Just got back from a one-week group and leadership development course. It has been really interesting to be part of a psychological group test and I got back feeling really tired but very empowered. I use that term at work once in a while but now it has a true meaning to me and I feel very thankful that I got the chance to be part of this course.
Tomorrow I am off to Great Britain for 8 days to learn about how the town of Carlisle use international work experience among excluded youth to get them included in society again. I am sure it will be very interesting even though I right now would like to stay home with my family instead. Jochem is turning out to become a fantastic stay at home dad and I got home to a house that has never been cleaner, with flowers on the table and the dinner ready. I could really get used to this! And tonight he has fixed a babysitter and we are off for an evening of our own. I feel grateful and very fortunate!
Last weekend Jochem and Nils spent in the Netherlands and we girls had a really girly weekend with shopping at IKEA, eating out, going to the movies and talking, talking, talking. It was great and I made me realize how aware our girls are about many different things. Was I that clever and open-minded at their age (probably not!).

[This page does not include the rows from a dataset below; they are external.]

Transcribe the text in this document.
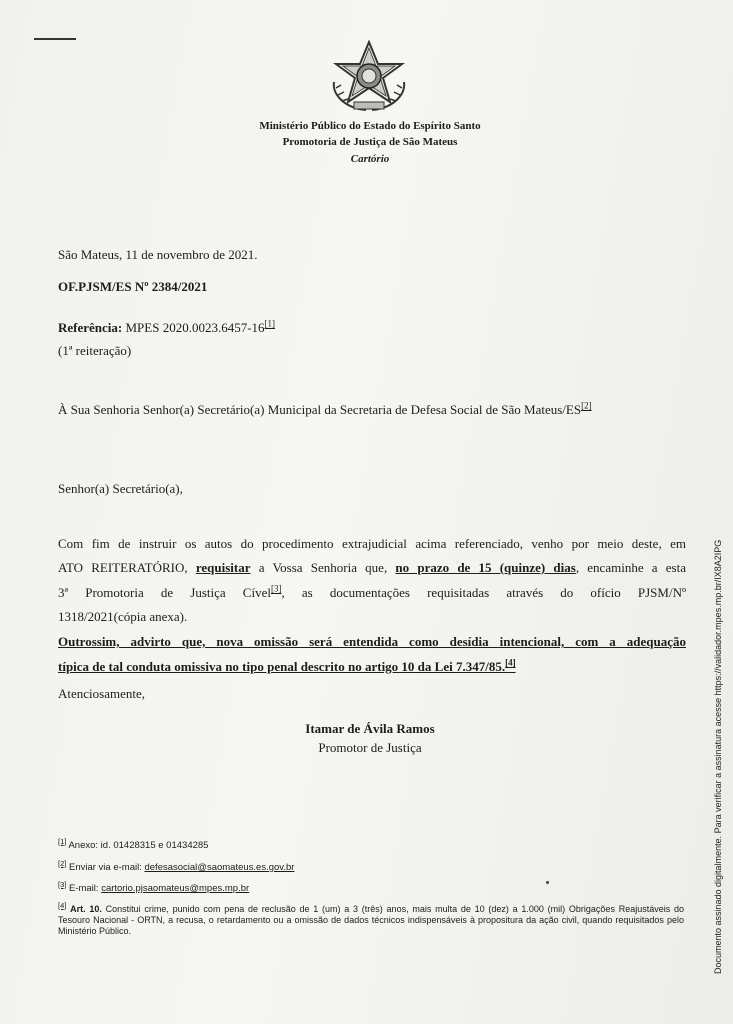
Ministério Público do Estado do Espírito Santo
Promotoria de Justiça de São Mateus
Cartório
São Mateus, 11 de novembro de 2021.
OF.PJSM/ES Nº 2384/2021
Referência: MPES 2020.0023.6457-16[1]
(1ª reiteração)
À Sua Senhoria Senhor(a) Secretário(a) Municipal da Secretaria de Defesa Social de São Mateus/ES[2]
Senhor(a) Secretário(a),
Com fim de instruir os autos do procedimento extrajudicial acima referenciado, venho por meio deste, em
ATO REITERATÓRIO, requisitar a Vossa Senhoria que, no prazo de 15 (quinze) dias, encaminhe a esta
3ª Promotoria de Justiça Cível[3], as documentações requisitadas através do ofício PJSM/Nº
1318/2021(cópia anexa).
Outrossim, advirto que, nova omissão será entendida como desídia intencional, com a adequação
típica de tal conduta omissiva no tipo penal descrito no artigo 10 da Lei 7.347/85.[4]
Atenciosamente,
Itamar de Ávila Ramos
Promotor de Justiça
[1] Anexo: id. 01428315 e 01434285
[2] Enviar via e-mail: defesasocial@saomateus.es.gov.br
[3] E-mail: cartorio.pjsaomateus@mpes.mp.br
[4] Art. 10. Constitui crime, punido com pena de reclusão de 1 (um) a 3 (três) anos, mais multa de 10 (dez) a 1.000 (mil) Obrigações Reajustáveis do Tesouro Nacional - ORTN, a recusa, o retardamento ou a omissão de dados técnicos indispensáveis à propositura da ação civil, quando requisitados pelo Ministério Público.	Documento assinado digitalmente. Para verificar a assinatura acesse https://validador.mpes.mp.br/IX8A2IPG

My dad turned 70 last Friday but unfortunately we could not attend his big day. From what I heard from my dad I understood that it was a special day and I know that my parents filled the house with friends and family. I still see my parents as fairly young and very much “in the middle of life”. The number 70 does not fit with that image. My parents travel the world, are very active and very social. If I can come close to live my life like they do at the age of 70 I will be very happy. And soon I hope we can meet up and celebrate the birthday all of us together. Wish I can go to Skåne (region in south Sweden where I grew up) soon to see both family and friends I haven’t seen in a while!